Tobacco companies have used strategy for political gains such as forming lobbying alliances and legally countering public health regulations using trade laws and international agreements. They use deceptive corporate social responsibility (CSR) narratives to claim they have made social and economic contributions, and the government has given them multiple CSR awards. This ‘CSR-washing’ strategy seeks to deflect public attention from the industry’s negative impacts, portraying Big Tobacco as supporting education for children and preventing child labour.

Since 2010, young advocates in Indonesia have pushed for at least four of the six measures in the WHO’s MPower framework for reducing tobacco demand.

Young people can wait no longer. The Indonesian Youth Coalition for Tobacco Control (IYCTC) is campaigning for change. Formed in 2021 when more than 43 organisations and communities came together, the IYCTC has documented promising practices in tobacco-control advocacy by various youth movements.
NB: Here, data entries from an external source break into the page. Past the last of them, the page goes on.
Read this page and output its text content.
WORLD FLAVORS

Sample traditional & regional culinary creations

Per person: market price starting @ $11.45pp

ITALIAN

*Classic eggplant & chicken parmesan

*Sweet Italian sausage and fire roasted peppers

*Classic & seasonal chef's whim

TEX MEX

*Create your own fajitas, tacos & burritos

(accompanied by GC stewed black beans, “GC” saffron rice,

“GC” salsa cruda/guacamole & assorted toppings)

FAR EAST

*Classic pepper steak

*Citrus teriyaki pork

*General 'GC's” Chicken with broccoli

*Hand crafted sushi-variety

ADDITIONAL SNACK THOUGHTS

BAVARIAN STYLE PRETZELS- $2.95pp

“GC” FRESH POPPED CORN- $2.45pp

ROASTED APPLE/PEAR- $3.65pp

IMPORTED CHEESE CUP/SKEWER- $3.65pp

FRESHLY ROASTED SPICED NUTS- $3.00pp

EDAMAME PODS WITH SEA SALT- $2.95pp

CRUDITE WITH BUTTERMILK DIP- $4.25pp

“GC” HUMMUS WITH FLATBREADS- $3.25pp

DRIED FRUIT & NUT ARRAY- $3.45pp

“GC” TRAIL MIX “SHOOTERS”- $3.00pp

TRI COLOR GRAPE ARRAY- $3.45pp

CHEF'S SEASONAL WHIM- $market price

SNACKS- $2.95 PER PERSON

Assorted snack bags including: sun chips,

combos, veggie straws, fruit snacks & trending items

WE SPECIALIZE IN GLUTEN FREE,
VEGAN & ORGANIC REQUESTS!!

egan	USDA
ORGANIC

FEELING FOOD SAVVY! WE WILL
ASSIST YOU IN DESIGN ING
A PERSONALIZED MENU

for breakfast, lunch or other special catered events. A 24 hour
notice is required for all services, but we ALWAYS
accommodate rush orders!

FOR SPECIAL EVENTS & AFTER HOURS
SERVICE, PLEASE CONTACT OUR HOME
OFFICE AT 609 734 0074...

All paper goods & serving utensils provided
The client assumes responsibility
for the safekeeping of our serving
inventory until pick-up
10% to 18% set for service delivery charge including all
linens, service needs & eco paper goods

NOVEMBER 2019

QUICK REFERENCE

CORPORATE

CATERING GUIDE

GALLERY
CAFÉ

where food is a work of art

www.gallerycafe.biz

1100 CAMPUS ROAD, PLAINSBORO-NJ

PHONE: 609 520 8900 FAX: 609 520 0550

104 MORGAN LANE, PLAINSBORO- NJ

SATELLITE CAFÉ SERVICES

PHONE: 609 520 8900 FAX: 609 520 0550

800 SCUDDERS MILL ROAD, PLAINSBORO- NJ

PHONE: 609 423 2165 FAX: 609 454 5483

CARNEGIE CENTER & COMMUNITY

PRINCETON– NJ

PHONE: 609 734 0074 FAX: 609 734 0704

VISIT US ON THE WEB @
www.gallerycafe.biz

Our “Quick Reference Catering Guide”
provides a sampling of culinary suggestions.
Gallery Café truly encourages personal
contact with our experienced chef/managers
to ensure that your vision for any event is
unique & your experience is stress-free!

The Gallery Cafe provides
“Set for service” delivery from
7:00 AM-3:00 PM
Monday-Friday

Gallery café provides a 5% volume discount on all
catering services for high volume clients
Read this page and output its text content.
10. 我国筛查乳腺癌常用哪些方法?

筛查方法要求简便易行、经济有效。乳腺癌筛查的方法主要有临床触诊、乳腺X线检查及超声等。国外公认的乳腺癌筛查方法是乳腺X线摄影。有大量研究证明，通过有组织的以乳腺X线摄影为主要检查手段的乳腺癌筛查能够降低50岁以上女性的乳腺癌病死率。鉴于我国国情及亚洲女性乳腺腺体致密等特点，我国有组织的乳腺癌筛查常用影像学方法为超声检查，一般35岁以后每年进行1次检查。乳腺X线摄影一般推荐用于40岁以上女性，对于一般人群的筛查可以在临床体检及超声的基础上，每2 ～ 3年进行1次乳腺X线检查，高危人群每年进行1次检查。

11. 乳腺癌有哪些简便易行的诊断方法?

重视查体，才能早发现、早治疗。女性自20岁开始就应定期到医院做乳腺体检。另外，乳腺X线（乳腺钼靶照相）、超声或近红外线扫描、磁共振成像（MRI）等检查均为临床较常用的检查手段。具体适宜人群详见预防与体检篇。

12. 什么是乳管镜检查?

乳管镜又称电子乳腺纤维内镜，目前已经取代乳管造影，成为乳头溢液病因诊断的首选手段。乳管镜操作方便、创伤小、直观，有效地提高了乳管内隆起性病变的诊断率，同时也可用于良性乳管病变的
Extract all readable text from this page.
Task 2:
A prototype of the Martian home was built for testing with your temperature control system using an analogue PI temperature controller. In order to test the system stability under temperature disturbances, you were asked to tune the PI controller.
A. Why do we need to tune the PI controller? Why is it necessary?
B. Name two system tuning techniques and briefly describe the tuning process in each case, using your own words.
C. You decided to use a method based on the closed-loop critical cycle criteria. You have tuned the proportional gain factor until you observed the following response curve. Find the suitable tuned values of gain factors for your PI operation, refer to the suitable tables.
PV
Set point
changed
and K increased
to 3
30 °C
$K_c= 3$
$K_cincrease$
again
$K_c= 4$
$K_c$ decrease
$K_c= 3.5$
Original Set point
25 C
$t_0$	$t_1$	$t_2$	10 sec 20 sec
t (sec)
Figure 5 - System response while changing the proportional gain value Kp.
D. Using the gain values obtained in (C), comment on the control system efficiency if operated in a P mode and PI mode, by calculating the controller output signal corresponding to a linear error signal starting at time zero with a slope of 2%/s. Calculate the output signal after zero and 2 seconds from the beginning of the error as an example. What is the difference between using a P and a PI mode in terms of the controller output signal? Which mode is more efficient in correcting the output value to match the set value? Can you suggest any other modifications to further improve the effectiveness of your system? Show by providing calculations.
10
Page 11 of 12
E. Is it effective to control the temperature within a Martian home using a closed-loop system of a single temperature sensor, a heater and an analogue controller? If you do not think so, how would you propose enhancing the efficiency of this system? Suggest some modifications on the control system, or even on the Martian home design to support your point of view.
Young advocates have held public demonstrations against international tobacco-sponsored events and pro-tobacco regulations. They have organised seminars, mass social gatherings, and public campaigns for FCTC ratification. They have also pushed for tobacco advertisements to be fully banned and for the Supreme Court to review an Indonesian Broadcasting Bill that has loopholes that the  industry exploits to advertise during television broadcasts.

Since 2010, young advocates in Indonesia have pushed for at least four of the six measures in the WHO’s MPower framework for reducing tobacco demand. They have called for protections from tobacco smoke; warnings about the dangers of tobacco; bans on tobacco advertising, promotion and sponsorship; and increased taxes on tobacco products. They have also conducted multiple studies to strengthen evidence-based advocacy efforts against the tobacco industry’s CSR-washing, especially those targeting children.

Young people are at the centre of the tobacco-use issue. They are targeted and harmed by the industry, and they are important actors in demanding and driving change. Globally, tobacco control policies and programmes targeting young people have been proven cost-effective. Moreover, empowering youth advocates and strengthening youth-led initiatives are crucial in the fight against tobacco use.

Wider support from the public and policymakers would help young people to offer their maximum contribution while having their rights protected, their voices heard and their safety guaranteed.